Wang Xin, Wu Linhui, Yi Xi, Zhang Yanqi, Zhang Limin, Zhao Huijuan, Gao Feng
College of Precision Instrument and Optoelectronics Engineering, Tianjin University, Tianjin 300072, China.
College of Precision Instrument and Optoelectronics Engineering, Tianjin University, Tianjin 300072, China ; Tianjin Key Laboratory of Biomedical Detecting Techniques and Instruments, Tianjin 300072, China.
Comput Math Methods Med. 2015;2015:739459. doi: 10.1155/2015/739459. Epub 2015 May 19.
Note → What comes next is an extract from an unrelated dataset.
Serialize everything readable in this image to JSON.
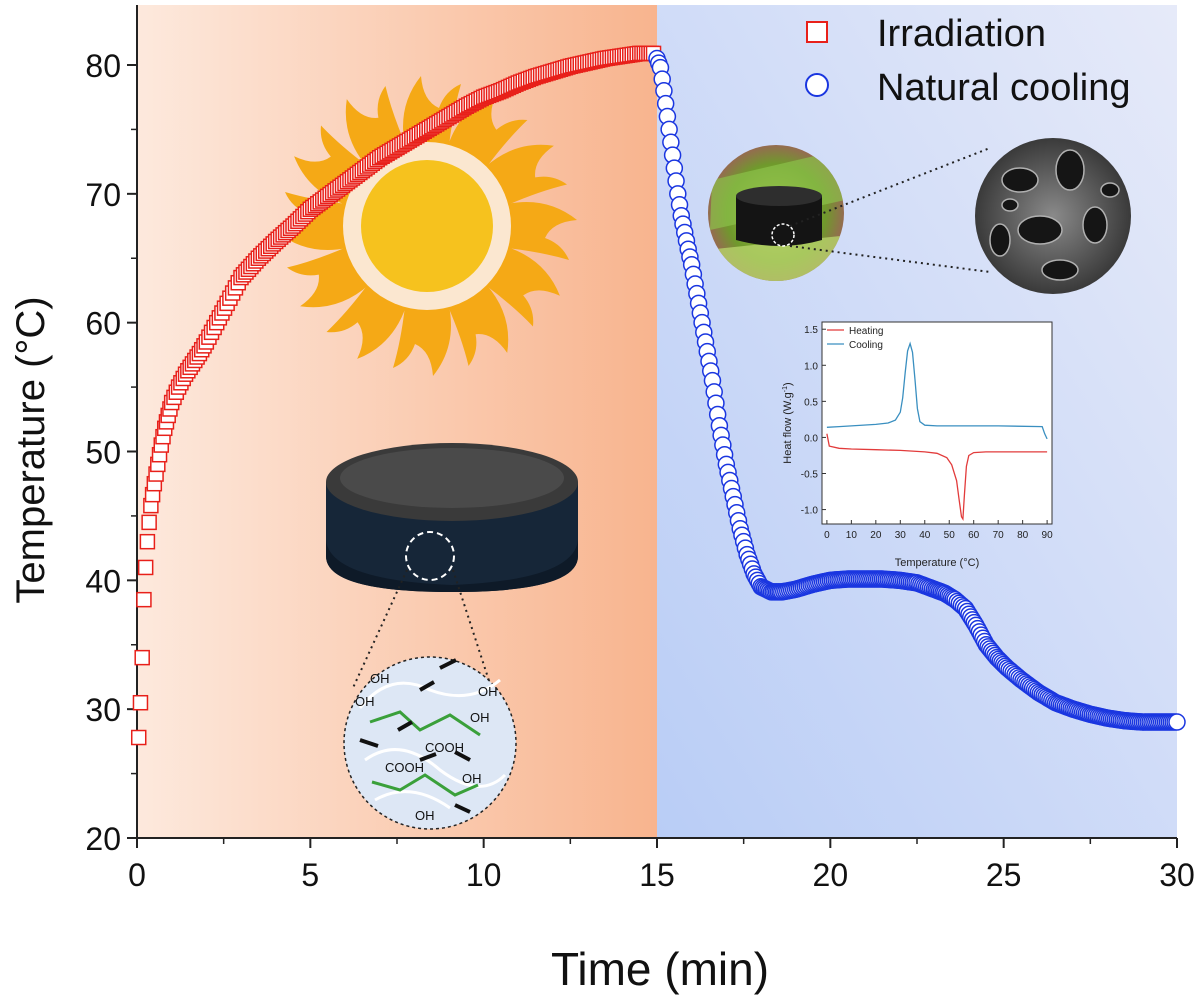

Due to both the physiological and morphological differences in the vascularization between healthy and diseased tissues, pharmacokinetic diffuse fluorescence tomography (DFT) can provide contrast-enhanced and comprehensive information for tumor diagnosis and staging. In this regime, the extended Kalman filtering (EKF) based method shows numerous advantages including accurate modeling, online estimation of multiparameters, and universal applicability to any optical fluorophore. Nevertheless the performance of the conventional EKF highly hinges on the exact and inaccessible prior knowledge about the initial values. To address the above issues, an adaptive-EKF scheme is proposed based on a two-compartmental model for the enhancement, which utilizes a variable forgetting-factor to compensate the inaccuracy of the initial states and emphasize the effect of the current data. It is demonstrated using two-dimensional simulative investigations on a circular domain that the proposed adaptive-EKF can obtain preferable estimation of the pharmacokinetic-rates to the conventional-EKF and the enhanced-EKF in terms of quantitativeness, noise robustness, and initialization independence. Further three-dimensional numerical experiments on a digital mouse model validate the efficacy of the method as applied in realistic biological systems.
由于健康组织和患病组织在血管生成方面存在生理和形态差异,药代动力学扩散荧光断层扫描(DFT)可为肿瘤诊断和分期提供对比增强的全面信息。在此情况下,基于扩展卡尔曼滤波(EKF)的方法显示出诸多优势,包括精确建模、多参数在线估计以及对任何光学荧光团的普遍适用性。然而,传统EKF的性能高度依赖于关于初始值的精确且难以获取的先验知识。为解决上述问题,基于双室模型提出了一种自适应EKF方案用于增强,该方案利用可变遗忘因子来补偿初始状态的不准确性并强调当前数据的影响。通过在圆形域上进行二维模拟研究表明,所提出的自适应EKF在定量性、噪声鲁棒性和初始化独立性方面,相对于传统EKF和增强型EKF能够获得更好的药代动力学速率估计。在数字小鼠模型上进行的进一步三维数值实验验证了该方法在实际生物系统中的有效性。